Бабка с минуту еще подумала и начала:
– Одно – потому что известно: на такой огонь всегда ведьма приходит. Это дело известное, так уж оно положено, так господь всемогущий являет глазам людским нечистую силу. А ты отчего нынче пришла на огонь?
У Петруси сразу опустились и сплелись руки. Широко раскрытыми глазами она смотрела на бабку.
– Будто я знаю отчего?– тихо проговорила она, и рот ее приоткрылся от изумления или ужаса.
– Ну вот! – пренебрежительно заметил кузнец. – Шла, так и пришла. Про это и говорить не стоит.
Но Аксена не обратила внимания на насмешливое замечание Михала, а Петруся даже его не слышала. Она застыла с открытым ртом, глядя на бабку расширившимися глазами.

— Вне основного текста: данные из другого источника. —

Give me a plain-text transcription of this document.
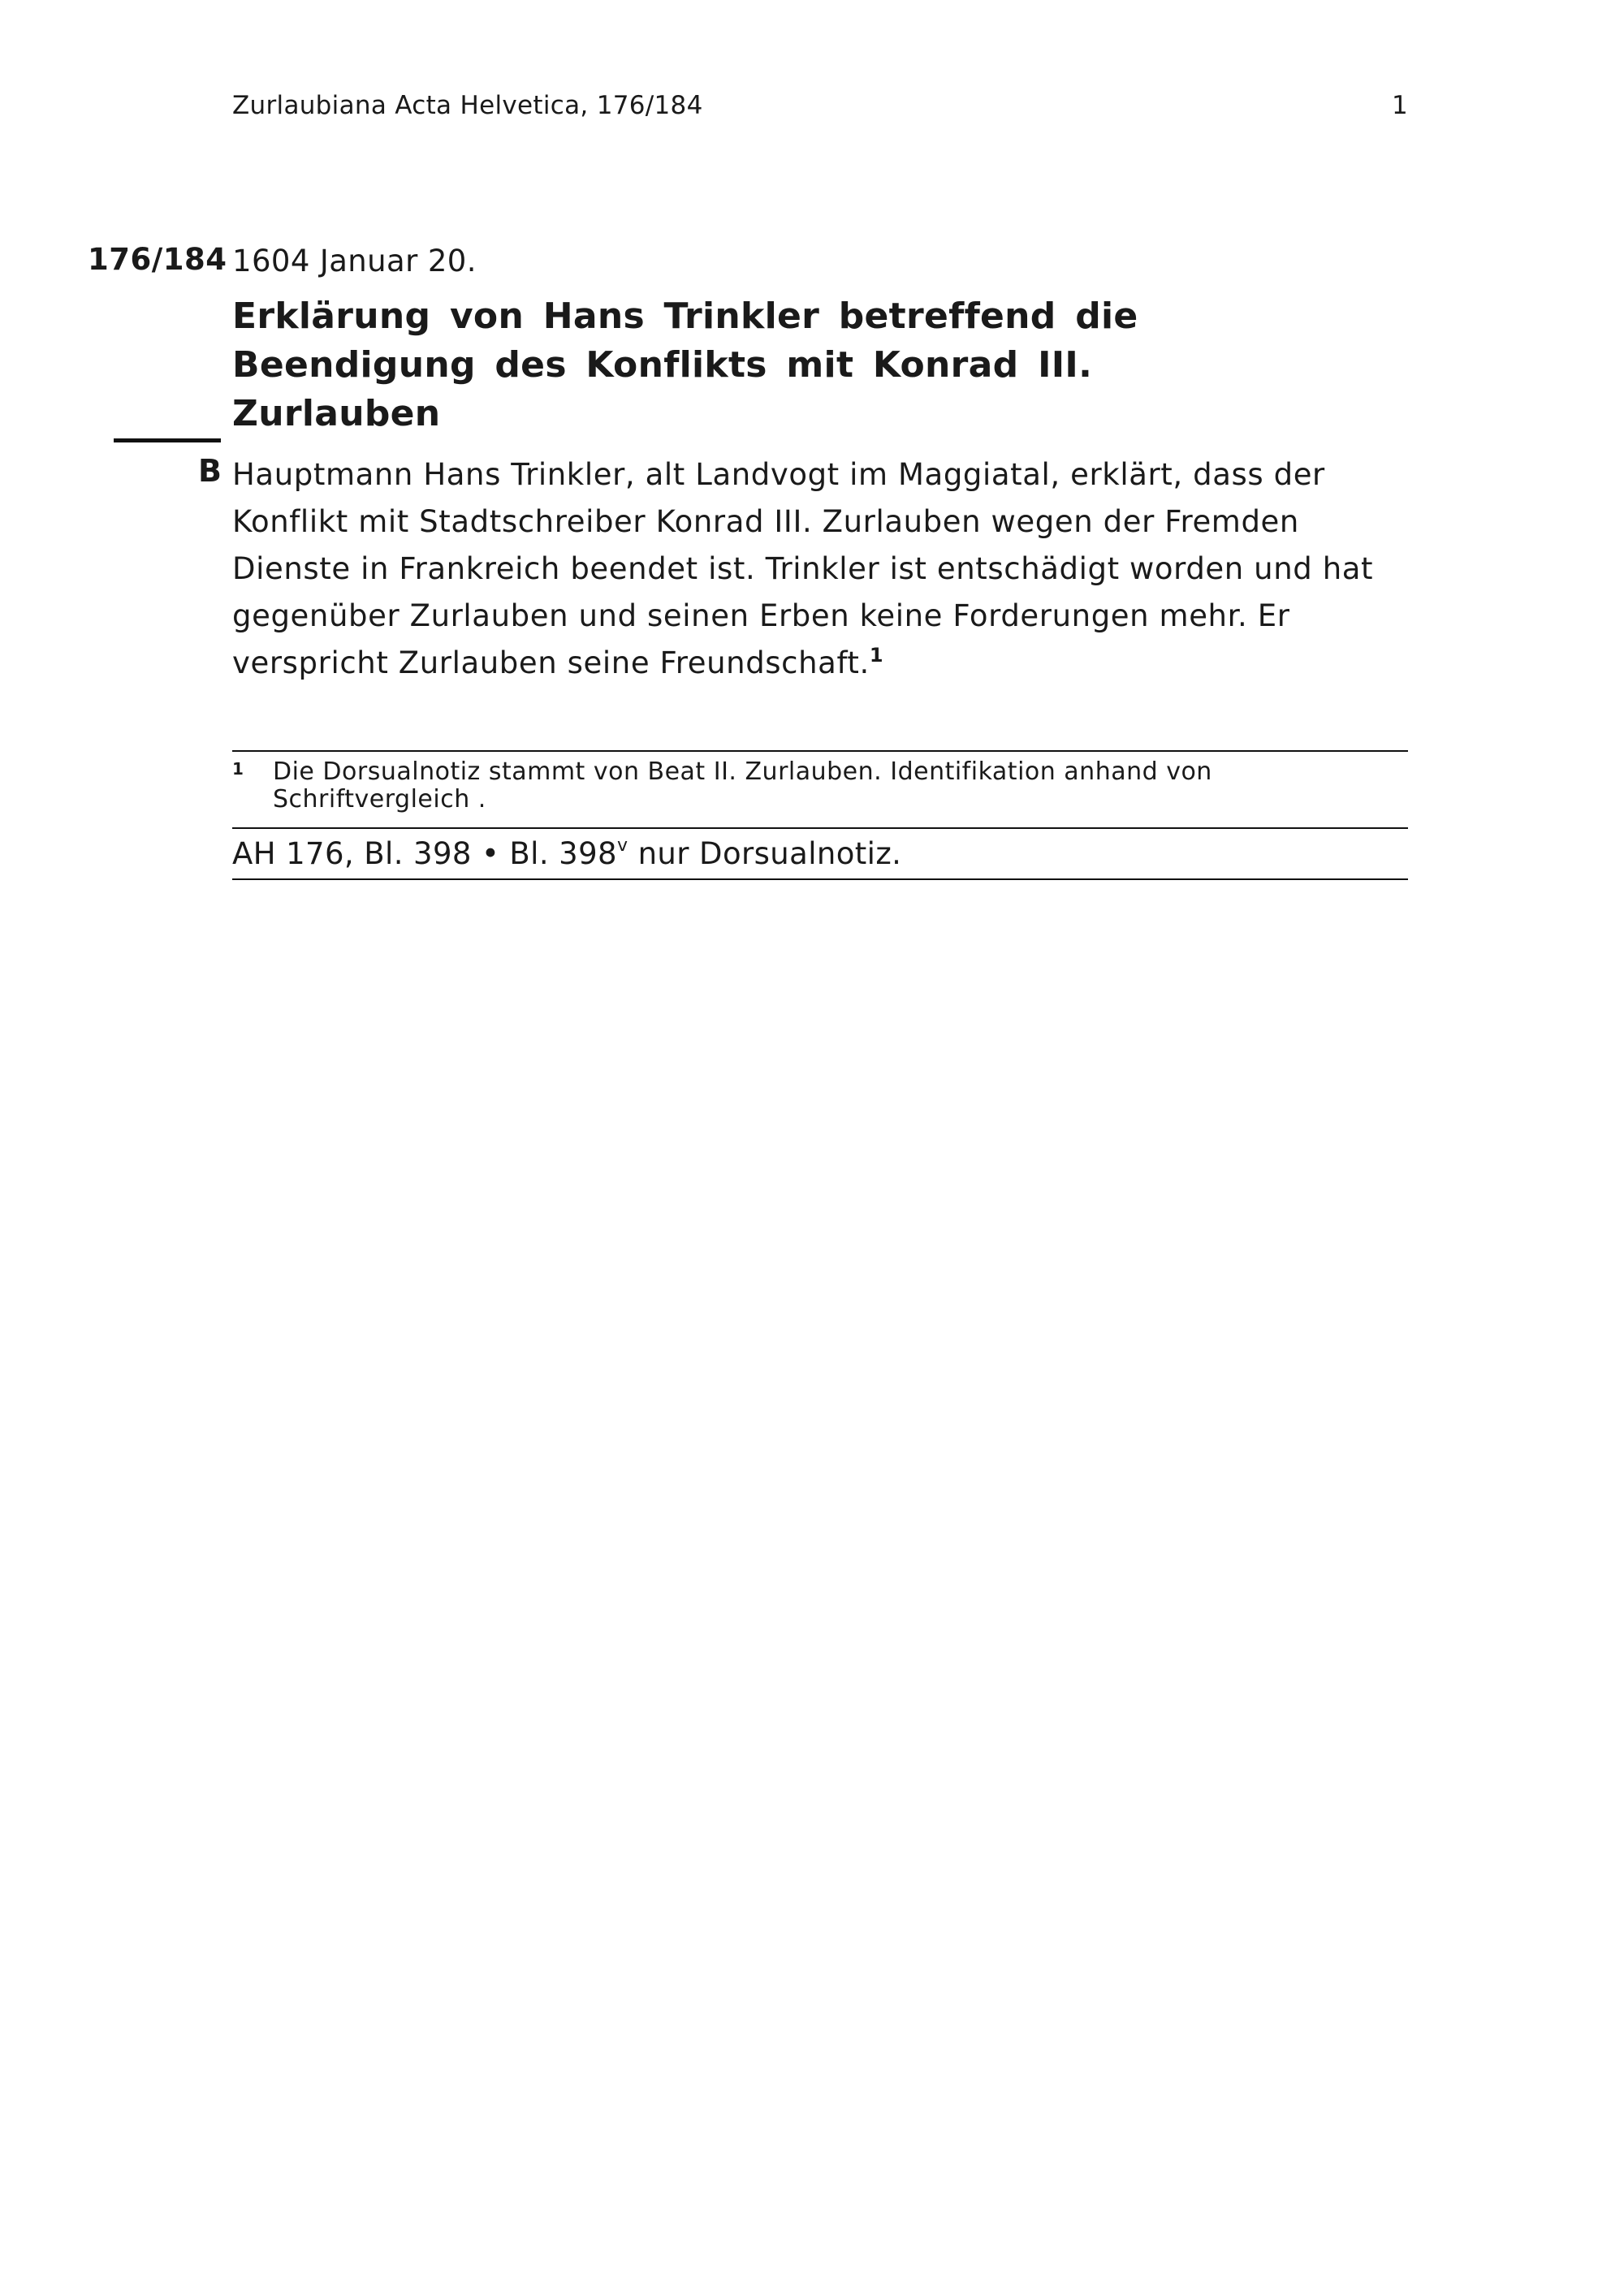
Zurlaubiana Acta Helvetica, 176/184	1
176/184 1604 Januar 20.
Erklärung von Hans Trinkler betreffend die Beendigung des Konflikts mit Konrad III. Zurlauben
B Hauptmann Hans Trinkler, alt Landvogt im Maggiatal, erklärt, dass der Konflikt mit Stadtschreiber Konrad III. Zurlauben wegen der Fremden Dienste in Frankreich beendet ist. Trinkler ist entschädigt worden und hat gegenüber Zurlauben und seinen Erben keine Forderungen mehr. Er verspricht Zurlauben seine Freundschaft.$^1$
1 Die Dorsualnotiz stammt von Beat II. Zurlauben. Identifikation anhand von Schriftvergleich .
AH 176, Bl. 398 • Bl. 398$^v$ nur Dorsualnotiz.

– А другое, – продолжала старуха, – что теперь-то уж злые люди не дадут тебе покоя. Теперь-то непременно объявят тебя ведьмой, и...
Скулы ее еще быстрее задвигались, и она не сразу докончила:
– И храни тебя господь от всякой беды.
Тут она подняла желтую, словно выточенную из кости, руку и несколько раз издали перекрестила внучку; на желтом лице ее выделялись яркой белизной напряженно уставившиеся слепые глаза. Петруся, где стояла, там и опустилась на пол и, не расплетая рук, с минуту еще сидела с открытым ртом. Михал уже менее пренебрежительно буркнул:
– Так теперь и я буду ее охранять от всякой беды... Да какая от этого может быть беда? Не приведи господь!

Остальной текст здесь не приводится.